Le lieutenant-colonel adjoint paraissait très ennuyé par mon affaire et s’inquiétait pour ma carrière. Je luis dis que ce n’était pas là mon souci principal ; que ce que je craignais surtout, pour ma famille et pour moi-même, c’était la rafale de mitraillette d’un excité !... Dans un rapport joint au dossier, le colonel commandant le 3e RTA demandait que je sois mis en réforme par mesure disciplinaire parce que je n’étais " plus en mesure d’assurer tous les devoirs de mon état ", le général T. commandant la 21e DIA, pour sa part, demandait la même sanction, mais pour " faute grave contre la discipline ". Dans mes explications écrites, en date du 19 décembre 1955, je démolissais facilement les deux motifs avancés et je terminais en évoquant de façon précise les " raisons personnelles " qui étaient à l’origine de ma demande de remplacement comme juge, ajoutais-je, qui ont été exposées au colonel commandant le 3e RTA au cours de l’entrevue qui s’était déroulée sur convocation de ce dernier.

Qu’un tel dossier ait pu seulement être constitué est édifiant et en dit long sur l’état d’esprit du commandement et des autorités civiles et militaires de l’époque, vis-à-vis des exactions, tortures et crimes commis en Algérie. Je m’étais élevé contre des exécutions d’otages. Non seulement aucune sanction ne fut prise, à ma connaissance, contre les coupables dont j’avais donné plusieurs noms, mais au contraire c’est contre moi que l’affaire se retournait... Je n’ai jamais plus entendu parler du conseil d’enquête. En revanche, j’ai la preuve que le commandement et l’administration militaire, la sécurité militaire, m’ont constamment depuis, tenu sous une surveillance inadmissible. Victime de cette suspicion ignoble et pesante, de discriminations et de parti pris constants j’ai finalement quitté l’armée.

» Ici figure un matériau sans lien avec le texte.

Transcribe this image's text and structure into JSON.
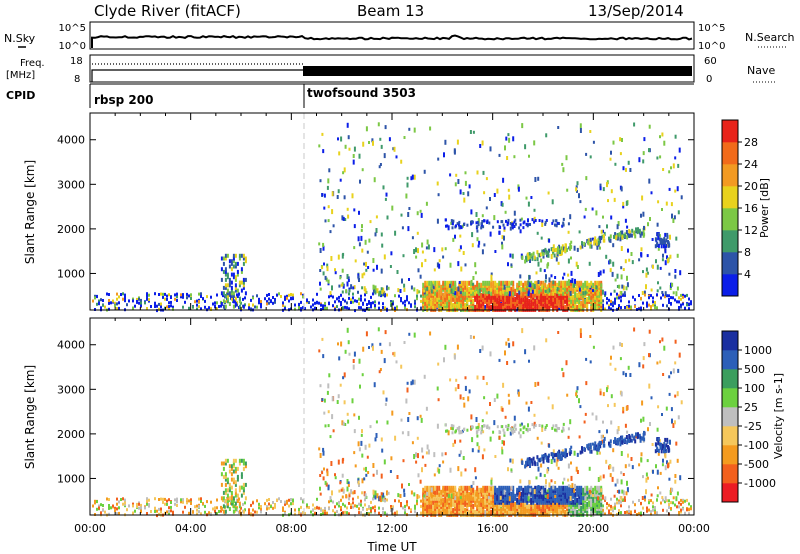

En 1983, dans le cadre de la loi numéro 82 1021 du 3 décembre 1982, lors d’une demande de réparation des préjudices de carrière ainsi subis, j’ai rappelé au ministre de la Défense les conditions dans lesquelles j’avais été lésé pour " être resté fidèle à l’esprit d’un officier issu de la Résistance " et comment, par des pressions diverses j’avais été amené à quitter l’armée. J’écrivais : " Ces pressions ont surtout pris de l’ampleur, au cours des événements d’Afrique du Nord, après que j’ai été amené à protester avec force auprès du colonel commandant mon régiment (3e RTA) en présence de deux autres officiers du même corps, contre des atrocités commises par des unités de l’armée française, à l’encontre de la population civile algérienne, lors des émeutes du nord Constantinois, en août 1955 (...). Je tiens à votre disposition les preuves de mes assertions et je puis apporter toutes précisions nécessaires. "

Je dois dire que M. le ministre de la Défense alors en fonction s’est montré peu curieux ; il ne m’a demandé aucune précision supplémentaire et il a simplement rejeté ma demande de réparation des préjudices subis !... Concernant donc ce qui s’est passé en Algérie au cours de la guerre, les tortures, les exactions, les crimes commis froidement, il est temps que les bouches s’ouvrent. Il y a là, une " poche de pus " enfermée dans la mémoire collective, à inciser et à vider, même si c’est douloureux. Il y va de la santé morale et physique de notre pays, de sa crédibilité dans la défense des droits de l’homme.